With Localism Comes Great Responsibility
It would be something of an understatement to say that the concept of Localism, insofar as it relates to the world of planning, has failed to ignite the imagination of the planning profession and the development industry. Closely related to that, the abolition of Regional Spatial Strategies appears to have cast many authorities adrift, and planning articles bemoan our now rudderless state.
There are signs of a backlash. It is gratifying to see that some planning authorities, including several Conservative councils, are choosing to continue to pursue their Core Strategies because their locally derived evidence base clearly demonstrates housing need. It seems perhaps that the battle for numbers which surrounded the RSS targets did raise awareness amongst elected members about the need for housing, and its intrinsic link with the social and economic wellbeing of the whole community.
This week, an on-line survey has been circulated to capture professionals’ views on the likely success of a localism approach, so that the results can be forwarded to Mr. Pickles. And now, a legal challenge has been mounted by a nationwide housebuilder against the legality of the RSS abolition, supported by the HBF.
At this austere time, when economic recovery is a critical objective, it is interesting to observe that the actions of the Coalition Government may be stifling the potential for the housebuilding industry to contribute to that recovery in the short to medium term.
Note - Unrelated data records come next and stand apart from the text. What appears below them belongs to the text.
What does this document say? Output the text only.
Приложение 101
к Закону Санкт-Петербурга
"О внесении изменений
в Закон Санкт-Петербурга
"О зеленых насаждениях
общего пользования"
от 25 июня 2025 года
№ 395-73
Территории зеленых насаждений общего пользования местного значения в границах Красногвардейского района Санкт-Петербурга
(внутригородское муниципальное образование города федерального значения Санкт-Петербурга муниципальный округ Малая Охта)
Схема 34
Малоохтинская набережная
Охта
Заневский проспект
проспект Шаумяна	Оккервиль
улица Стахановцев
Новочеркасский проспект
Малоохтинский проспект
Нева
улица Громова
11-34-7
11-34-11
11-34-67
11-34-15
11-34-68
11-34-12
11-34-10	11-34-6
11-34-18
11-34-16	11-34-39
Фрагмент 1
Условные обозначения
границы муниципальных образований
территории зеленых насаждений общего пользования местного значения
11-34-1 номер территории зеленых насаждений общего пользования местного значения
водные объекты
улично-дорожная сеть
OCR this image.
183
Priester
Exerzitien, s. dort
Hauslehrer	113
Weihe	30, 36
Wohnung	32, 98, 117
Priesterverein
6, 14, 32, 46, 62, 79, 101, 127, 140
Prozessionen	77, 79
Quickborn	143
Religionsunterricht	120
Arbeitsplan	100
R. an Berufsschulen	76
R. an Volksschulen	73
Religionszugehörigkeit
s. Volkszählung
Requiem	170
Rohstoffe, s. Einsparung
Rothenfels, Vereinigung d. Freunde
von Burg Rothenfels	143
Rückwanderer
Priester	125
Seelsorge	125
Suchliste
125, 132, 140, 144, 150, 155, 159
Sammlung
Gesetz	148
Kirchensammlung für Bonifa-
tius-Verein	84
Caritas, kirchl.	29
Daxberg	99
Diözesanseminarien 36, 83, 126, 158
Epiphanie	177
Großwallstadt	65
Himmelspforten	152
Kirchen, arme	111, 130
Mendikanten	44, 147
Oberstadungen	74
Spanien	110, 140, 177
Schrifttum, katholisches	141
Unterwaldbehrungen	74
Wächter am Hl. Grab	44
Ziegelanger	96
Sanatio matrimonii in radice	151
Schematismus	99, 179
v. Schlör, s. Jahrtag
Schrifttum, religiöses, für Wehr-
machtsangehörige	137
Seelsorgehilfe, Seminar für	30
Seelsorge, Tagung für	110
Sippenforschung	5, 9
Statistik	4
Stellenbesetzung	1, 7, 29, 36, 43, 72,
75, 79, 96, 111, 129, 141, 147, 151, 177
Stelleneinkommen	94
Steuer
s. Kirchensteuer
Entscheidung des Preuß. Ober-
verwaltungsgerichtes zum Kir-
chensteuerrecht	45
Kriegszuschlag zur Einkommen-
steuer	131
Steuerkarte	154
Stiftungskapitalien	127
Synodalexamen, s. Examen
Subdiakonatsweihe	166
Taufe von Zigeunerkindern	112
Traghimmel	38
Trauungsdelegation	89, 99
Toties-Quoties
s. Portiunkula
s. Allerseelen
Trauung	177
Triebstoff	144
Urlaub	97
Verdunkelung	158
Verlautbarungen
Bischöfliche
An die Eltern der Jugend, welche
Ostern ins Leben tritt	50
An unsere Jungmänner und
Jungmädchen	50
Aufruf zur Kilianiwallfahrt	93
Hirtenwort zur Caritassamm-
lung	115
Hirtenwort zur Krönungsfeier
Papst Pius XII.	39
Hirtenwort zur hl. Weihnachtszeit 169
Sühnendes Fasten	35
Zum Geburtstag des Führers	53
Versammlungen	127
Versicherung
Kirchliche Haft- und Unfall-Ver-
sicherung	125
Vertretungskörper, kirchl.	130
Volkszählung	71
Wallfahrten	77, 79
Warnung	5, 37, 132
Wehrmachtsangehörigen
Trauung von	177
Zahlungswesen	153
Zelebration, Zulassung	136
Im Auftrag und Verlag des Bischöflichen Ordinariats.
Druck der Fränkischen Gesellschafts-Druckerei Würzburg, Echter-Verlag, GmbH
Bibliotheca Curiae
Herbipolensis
The impact is far reaching; as well as construction workers, those employed in the supply chains and related professions are at risk of unemployment. Additionally, the forthcoming Comprehensive Spending Review may lead to the loss of planning jobs within the public sector, including those who have hitherto been responsible for planning and managing growth.
Worryingly, as the rate of those defaulting on their mortgages goes up, the supply of affordable housing, which has in recent years been dependent almost entirely on private homes being built, has been cut off at the knees. Shelter’s Local Housing Watch currently estimates that 1.8 million households in the UK are on housing waiting lists, so new ways of supplying affordable housing must become a priority for those authorities who hope to build fewer homes for sale.
It gets worse. Writing in The Guardian in July, Polly Toynbee highlights new proposals to cap housing benefit, which will drive many families out of the private rented sector, the very sector which has helped to plug the gap left by a shortfall in social-rented housing supply. Toynbee predicts “social cleansing on an epic scale” as the poor (including many employed people on low wages) are driven from their homes in and around cities to places where there are no jobs and few prospects, but the housing is cheap. Think of the public sector challenge this sets up for the future; urban deprivation, dilapidated housing, no economic activity, poor school standards, crime and vandalism, ill–health and addiction. If this doesn’t get planners fired up, nothing will. I imagine the next change of Government will need to pick up the bill in about ten or so years time; it could be East Manchester all over again.
In all that has been reported however, it appears that two important points have been overlooked. First, I have actually yet to see any evidence of sufficient numbers of people wanting to rise to the challenge of getting to grips with the housing problem; research has suggested that as a social and political issue, it is way down peoples’ list of concerns. Those with a true sense of community service and enough stamina to last the course of local development planning are surely few and far between. The UK may well have a pretty clear system of planning, but the ever changing legal and political context is hard enough for experienced planners to keep abreast of, let alone those who may attempt to pursue it in their spare time.
Second, localism has been portrayed as a political philosophy which hands decision-making to local communities. I would argue that this is a misinterpretation; it does in fact pass responsibility to those communities to shape and cater for local need, based on a detailed local knowledge of an area, its characteristics, and the needs of the have-nots as well as the haves. Anyone who is gleefully thinking that they have seen off large-scale developments had better give some serious thought to what alternatives they would like to propose to meet local needs, and how these will address local issues, because such people will now be accountable for the future fortunes and social justice of their cities, towns and villages. Remember, with localism comes great responsibility.